Bonne lecture à vous tous et bon week-end prolongé du premier mai !

Chapitre 17

Solitude

Sunshine is far away, clouds linger on

Everything I possessed, now they are gone

(Black Sabbath)

Je me doutais que la punition de Dumbledore serait atroce mais il me fallut y être confronté pour comprendre à quel point. Dans un premier temps, je fus soulagé que James ne me fasse plus la tête mais qu’en serait-il de Remus une fois qu’il quitterait l’infirmerie ? Quant à Antje, mes amis l’avaient mise au courant de ce qui s’était passé la nuit précédente pendant que le directeur me passait un savon. Elle me regarda d’un air désolé et me dit :

« On discutera de tout ça ce soir.

— Ma punition commence aujourd’hui, objectai-je. On risque de ne plus se voir du tout en dehors des repas. »

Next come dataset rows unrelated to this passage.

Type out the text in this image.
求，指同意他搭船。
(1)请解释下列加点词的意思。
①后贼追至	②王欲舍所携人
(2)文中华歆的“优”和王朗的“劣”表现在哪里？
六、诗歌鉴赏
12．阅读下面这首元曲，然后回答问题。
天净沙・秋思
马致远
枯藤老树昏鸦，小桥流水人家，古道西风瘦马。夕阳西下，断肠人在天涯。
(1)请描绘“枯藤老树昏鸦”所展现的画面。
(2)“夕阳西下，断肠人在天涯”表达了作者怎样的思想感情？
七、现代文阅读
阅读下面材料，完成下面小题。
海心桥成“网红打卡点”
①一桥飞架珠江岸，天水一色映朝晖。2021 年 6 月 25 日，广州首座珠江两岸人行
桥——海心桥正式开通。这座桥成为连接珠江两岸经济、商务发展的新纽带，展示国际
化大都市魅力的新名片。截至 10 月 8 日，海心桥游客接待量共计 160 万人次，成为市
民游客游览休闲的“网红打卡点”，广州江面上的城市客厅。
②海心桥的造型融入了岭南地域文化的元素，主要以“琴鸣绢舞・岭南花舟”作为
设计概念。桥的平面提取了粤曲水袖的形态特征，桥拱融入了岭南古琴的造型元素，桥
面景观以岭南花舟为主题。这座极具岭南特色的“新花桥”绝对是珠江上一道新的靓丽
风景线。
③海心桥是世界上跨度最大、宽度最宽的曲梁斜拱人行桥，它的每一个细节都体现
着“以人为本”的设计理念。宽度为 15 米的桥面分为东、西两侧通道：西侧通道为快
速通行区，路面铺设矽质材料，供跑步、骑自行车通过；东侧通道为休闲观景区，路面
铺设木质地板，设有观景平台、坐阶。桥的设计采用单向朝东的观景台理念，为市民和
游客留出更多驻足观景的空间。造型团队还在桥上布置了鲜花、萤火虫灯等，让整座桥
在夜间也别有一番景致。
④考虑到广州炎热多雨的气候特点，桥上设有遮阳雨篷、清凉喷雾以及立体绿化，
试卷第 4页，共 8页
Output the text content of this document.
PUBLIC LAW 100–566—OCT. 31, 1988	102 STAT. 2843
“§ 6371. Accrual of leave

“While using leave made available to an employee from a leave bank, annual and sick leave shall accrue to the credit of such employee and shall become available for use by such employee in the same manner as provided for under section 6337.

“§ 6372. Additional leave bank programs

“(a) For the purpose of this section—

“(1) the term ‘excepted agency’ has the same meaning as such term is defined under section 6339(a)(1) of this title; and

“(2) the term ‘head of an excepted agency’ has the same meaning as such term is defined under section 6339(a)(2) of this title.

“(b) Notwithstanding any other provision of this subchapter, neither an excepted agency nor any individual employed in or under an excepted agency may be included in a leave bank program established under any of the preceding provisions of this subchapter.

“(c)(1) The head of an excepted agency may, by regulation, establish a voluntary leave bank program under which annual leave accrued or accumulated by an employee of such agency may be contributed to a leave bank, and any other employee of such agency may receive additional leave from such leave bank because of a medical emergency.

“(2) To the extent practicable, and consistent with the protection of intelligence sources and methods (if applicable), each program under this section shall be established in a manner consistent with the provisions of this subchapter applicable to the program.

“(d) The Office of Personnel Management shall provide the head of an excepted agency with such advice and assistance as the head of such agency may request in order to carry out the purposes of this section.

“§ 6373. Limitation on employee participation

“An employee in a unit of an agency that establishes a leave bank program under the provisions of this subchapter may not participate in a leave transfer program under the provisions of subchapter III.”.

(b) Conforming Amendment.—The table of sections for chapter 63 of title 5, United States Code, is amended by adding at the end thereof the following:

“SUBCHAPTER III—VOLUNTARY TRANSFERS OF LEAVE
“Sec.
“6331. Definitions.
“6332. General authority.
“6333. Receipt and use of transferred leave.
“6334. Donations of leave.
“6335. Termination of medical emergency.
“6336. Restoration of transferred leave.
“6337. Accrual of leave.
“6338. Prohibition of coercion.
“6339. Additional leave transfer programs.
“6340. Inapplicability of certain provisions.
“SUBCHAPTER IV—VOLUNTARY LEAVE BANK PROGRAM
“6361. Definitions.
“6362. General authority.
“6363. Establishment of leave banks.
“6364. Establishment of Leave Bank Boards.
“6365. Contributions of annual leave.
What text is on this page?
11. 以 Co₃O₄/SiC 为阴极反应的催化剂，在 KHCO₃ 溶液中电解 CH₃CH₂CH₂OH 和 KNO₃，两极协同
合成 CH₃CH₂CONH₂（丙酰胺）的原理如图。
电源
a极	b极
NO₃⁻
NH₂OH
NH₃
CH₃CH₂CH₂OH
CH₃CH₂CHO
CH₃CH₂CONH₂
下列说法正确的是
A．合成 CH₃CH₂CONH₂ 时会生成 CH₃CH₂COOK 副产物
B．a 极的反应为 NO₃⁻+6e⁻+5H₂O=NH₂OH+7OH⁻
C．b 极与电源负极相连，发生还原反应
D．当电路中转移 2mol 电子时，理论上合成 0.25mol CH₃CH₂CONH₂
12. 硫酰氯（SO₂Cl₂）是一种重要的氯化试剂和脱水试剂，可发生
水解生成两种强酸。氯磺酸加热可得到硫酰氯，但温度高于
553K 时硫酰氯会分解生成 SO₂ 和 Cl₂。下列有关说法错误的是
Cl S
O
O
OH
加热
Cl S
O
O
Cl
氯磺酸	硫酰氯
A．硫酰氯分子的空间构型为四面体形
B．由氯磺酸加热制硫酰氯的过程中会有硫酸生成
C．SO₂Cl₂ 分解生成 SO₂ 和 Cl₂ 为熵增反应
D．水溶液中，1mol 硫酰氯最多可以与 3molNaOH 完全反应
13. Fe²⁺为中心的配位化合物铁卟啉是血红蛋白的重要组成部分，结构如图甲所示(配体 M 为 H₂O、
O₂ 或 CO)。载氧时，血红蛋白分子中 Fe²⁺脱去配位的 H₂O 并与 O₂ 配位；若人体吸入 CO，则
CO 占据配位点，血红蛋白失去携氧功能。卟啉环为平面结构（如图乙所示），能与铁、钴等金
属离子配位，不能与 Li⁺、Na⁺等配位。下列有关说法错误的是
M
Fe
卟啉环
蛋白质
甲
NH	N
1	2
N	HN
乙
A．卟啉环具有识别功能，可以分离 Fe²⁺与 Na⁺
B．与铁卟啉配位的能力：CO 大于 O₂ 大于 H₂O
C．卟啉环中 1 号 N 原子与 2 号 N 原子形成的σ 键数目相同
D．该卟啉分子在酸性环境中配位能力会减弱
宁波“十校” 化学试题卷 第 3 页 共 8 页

Elle me regarda d’un drôle d’air comme si elle avait une idée derrière la tête. J’étais surpris et presque inquiet : si elle aussi se mettait à bafouer le règlement, ça risquait de me retomber dessus. Certes, je n’étais plus à ça près mais je n’avais pas envie qu’elle prenne des risques inconsidérés pour mes beaux yeux.

Les événements de la veille devant rester secrets, l’attitude des profs à mon égard ne changea guère a priori pendant les cours. J’étais toutefois assez observateur pour apercevoir un mélange de froideur et de déception dans leur regard. Je m’efforçai donc d’adopter un profil bas, ce qui ne fut pas difficile vu le mélange de honte et de malaise que je ressentais. Heureusement, ce jour-là, nous n’avions aucun cours en commun avec les Serpentard. Je n’aurais pas supporté d’avoir la sale tronche de Rogue dans mon champ de vision. Malgré tout, j’étais persuadé que ce qui s’était passé était sa faute. S’il avait eu l’intelligence de ne pas me croire, de me rire au nez ou de se mettre en boule en me disant que je le prenais pour un con, nous n’en serions pas arrivés là. Hors de question d’admettre que j’aurais mieux fait de me taire ou de lui raconter un authentique bobard.

L’enfer commença après le dernier cours de l’après-midi.

Je retournai dans la salle commune avec James et Peter (Remus se trouvant encore à l’infirmerie), faute de savoir quoi faire d’autre puisque Binns, le fantôme qui officiait comme prof d’histoire de la magie, me snobait tout autant que les autres élèves. Ce type était dans son monde, celui des morts. McGonagall, cependant, m’attendait de nouveau. Elle m’envoya dans le dortoir chercher les livres dont j’avais besoin pour mes devoirs et m’emmena dans son bureau. Elle y avait fait placer un pupitre et une chaise capitonnée de tissu écossais assorti à la décoration de la pièce. Je m’installai donc là avec mes affaires et travaillai dans un silence de mort jusqu’à l’heure du dîner. L’enseignante en métamorphose, en face de moi, corrigeait des copies en levant de temps en temps un œil féroce sur ma personne. Je croisai son regard deux ou trois fois avant de ne plus du tout lever la tête de mes rouleaux de parchemin. Cette femme me glaçait les entrailles.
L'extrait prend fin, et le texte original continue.